Company of 250 or more employees
A company with 250 or more employees must pay a social package 20% of the sums paid as part of the incentive scheme.
However, a reduced rate of 16% applies subject to conditions payments to a Perco: titleContent or a Father: titleContent.
Contribution to vocational training and apprenticeship tax
The sums earmarked for the payment of incentives are exempt from contributions to vocational training and apprenticeship tax.
Tax benefits
Companies that set up the incentive benefit benefit from the following tax advantages:
- Deduction of taxable profit from amounts paid in the context of the incentive scheme
- If the company is a Scop: titleContent, and if the sums are paid under an employee savings plan, the right to set aside a provision for investment. This provision must not exceed 50% of the sums paid by the company to supplement the incentive, when it is below the legal limit.

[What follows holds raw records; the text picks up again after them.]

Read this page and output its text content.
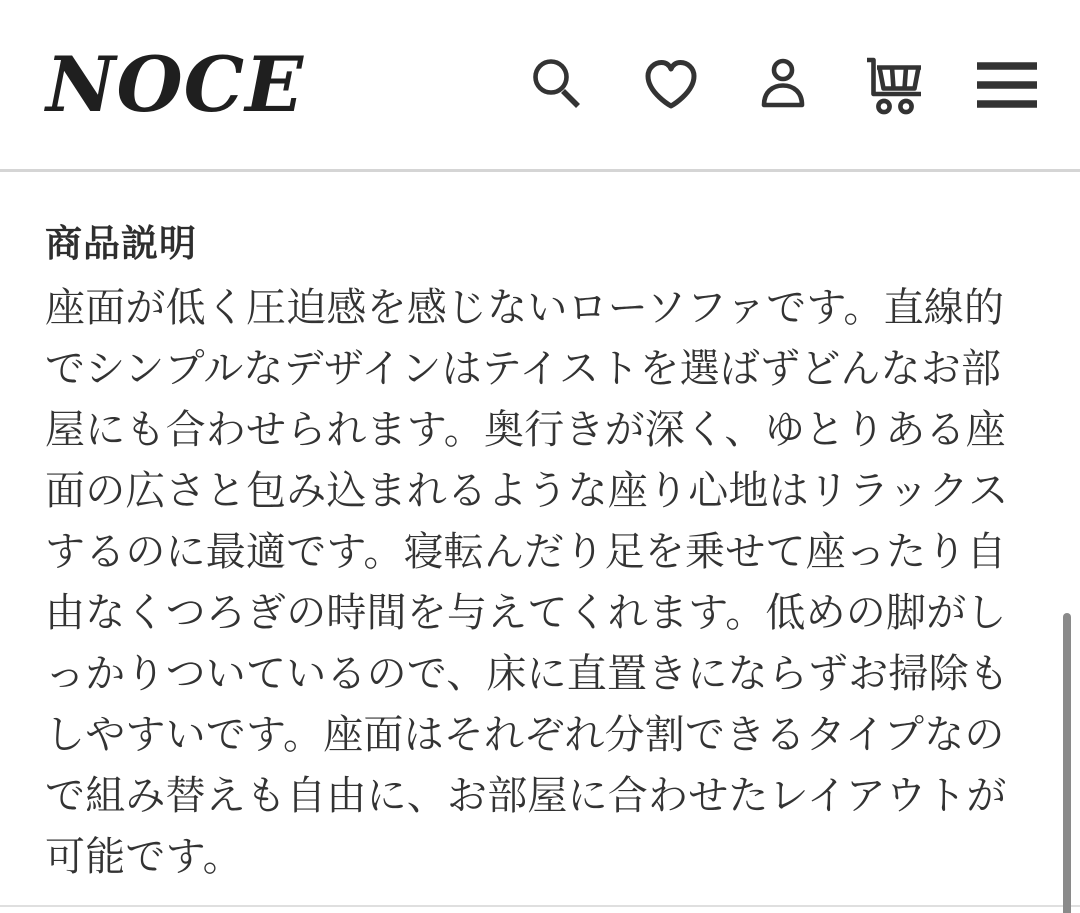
NOCE
商品説明
座面が低く圧迫感を感じないローソファです。直線的
でシンプルなデザインはテイストを選ばずどんなお部
屋にも合わせられます。奥行きが深く、ゆとりある座
面の広さと包み込まれるような座り心地はリラックス
するのに最適です。寝転んだり足を乗せて座ったり自
由なくつろぎの時間を与えてくれます。低めの脚がし
っかりついているので、床に直置きにならずお掃除も
しやすいです。座面はそれぞれ分割できるタイプなの
で組み替えも自由に、お部屋に合わせたレイアウトが
可能です。
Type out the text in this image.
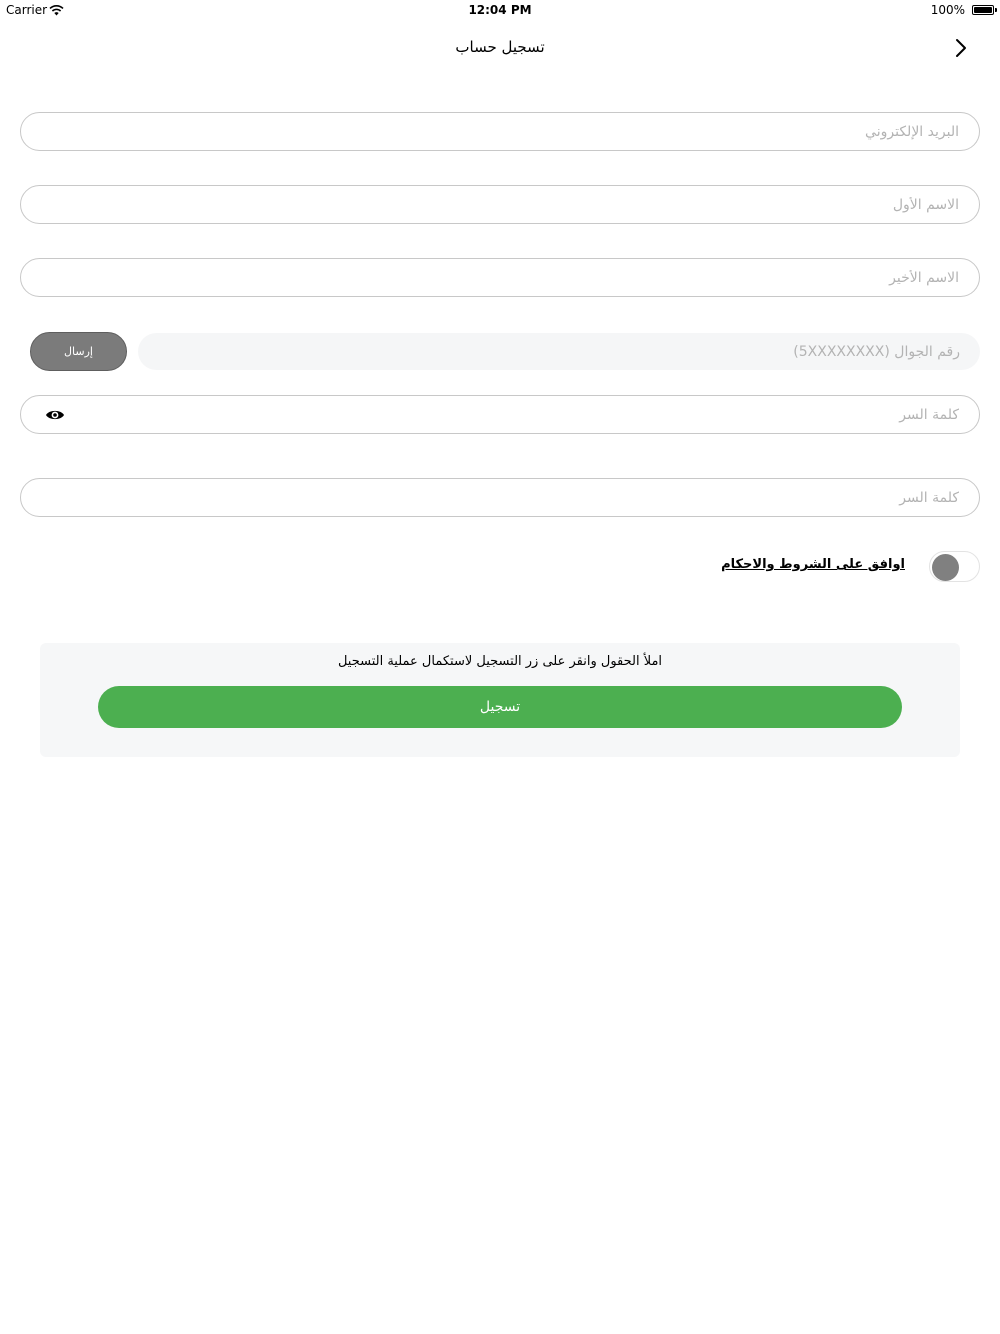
Carrier	12:04 PM	100%
تسجيل حساب
البريد الإلكتروني
الاسم الأول
الاسم الأخير
إرسال
رقم الجوال (5XXXXXXXX)
اوافق على الشروط والاحكام
املأ الحقول وانقر على زر التسجيل لاستكمال عملية التسجيل
تسجيل
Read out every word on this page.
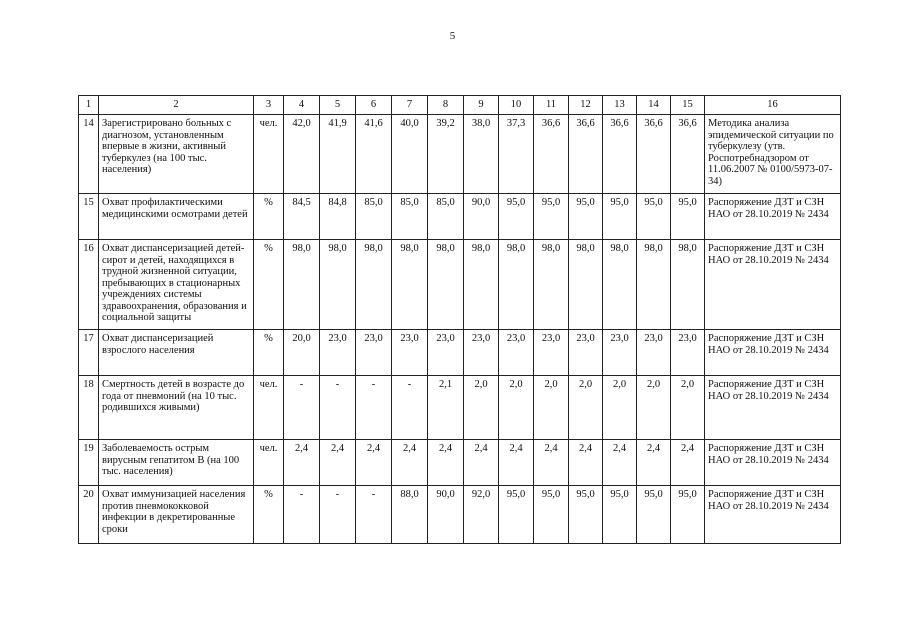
5
1	2	3	4	5	6	7	8	9	10	11	12	13	14	15	16
14	Зарегистрировано больных с диагнозом, установленным впервые в жизни, активный туберкулез (на 100 тыс. населения)	чел.	42,0	41,9	41,6	40,0	39,2	38,0	37,3	36,6	36,6	36,6	36,6	36,6	Методика анализа эпидемической ситуации по туберкулезу (утв. Роспотребнадзором от 11.06.2007 № 0100/5973-07-34)
15	Охват профилактическими медицинскими осмотрами детей	%	84,5	84,8	85,0	85,0	85,0	90,0	95,0	95,0	95,0	95,0	95,0	95,0	Распоряжение ДЗТ и СЗН НАО от 28.10.2019 № 2434
16	Охват диспансеризацией детей-сирот и детей, находящихся в трудной жизненной ситуации, пребывающих в стационарных учреждениях системы здравоохранения, образования и социальной защиты	%	98,0	98,0	98,0	98,0	98,0	98,0	98,0	98,0	98,0	98,0	98,0	98,0	Распоряжение ДЗТ и СЗН НАО от 28.10.2019 № 2434
17	Охват диспансеризацией взрослого населения	%	20,0	23,0	23,0	23,0	23,0	23,0	23,0	23,0	23,0	23,0	23,0	23,0	Распоряжение ДЗТ и СЗН НАО от 28.10.2019 № 2434
18	Смертность детей в возрасте до года от пневмоний (на 10 тыс. родившихся живыми)	чел.	-	-	-	-	2,1	2,0	2,0	2,0	2,0	2,0	2,0	2,0	Распоряжение ДЗТ и СЗН НАО от 28.10.2019 № 2434
19	Заболеваемость острым вирусным гепатитом В (на 100 тыс. населения)	чел.	2,4	2,4	2,4	2,4	2,4	2,4	2,4	2,4	2,4	2,4	2,4	2,4	Распоряжение ДЗТ и СЗН НАО от 28.10.2019 № 2434
20	Охват иммунизацией населения против пневмококковой инфекции в декретированные сроки	%	-	-	-	88,0	90,0	92,0	95,0	95,0	95,0	95,0	95,0	95,0	Распоряжение ДЗТ и СЗН НАО от 28.10.2019 № 2434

Amounts received as part of the incentive are exempt from employee contributions, except the CSG and CRDS.
Amounts derived from the profit-sharing scheme are subject to income tax if they are collected immediately.
If the employee places these sums on a PEE: titleContent, one IEP: titleContent or a company retirement savings plan Pereco: titleContent or Pero: titleContent within 15 days of their payment, they are exempt of income tax, up to €36,045 in 2026 (€35,325 in 2025).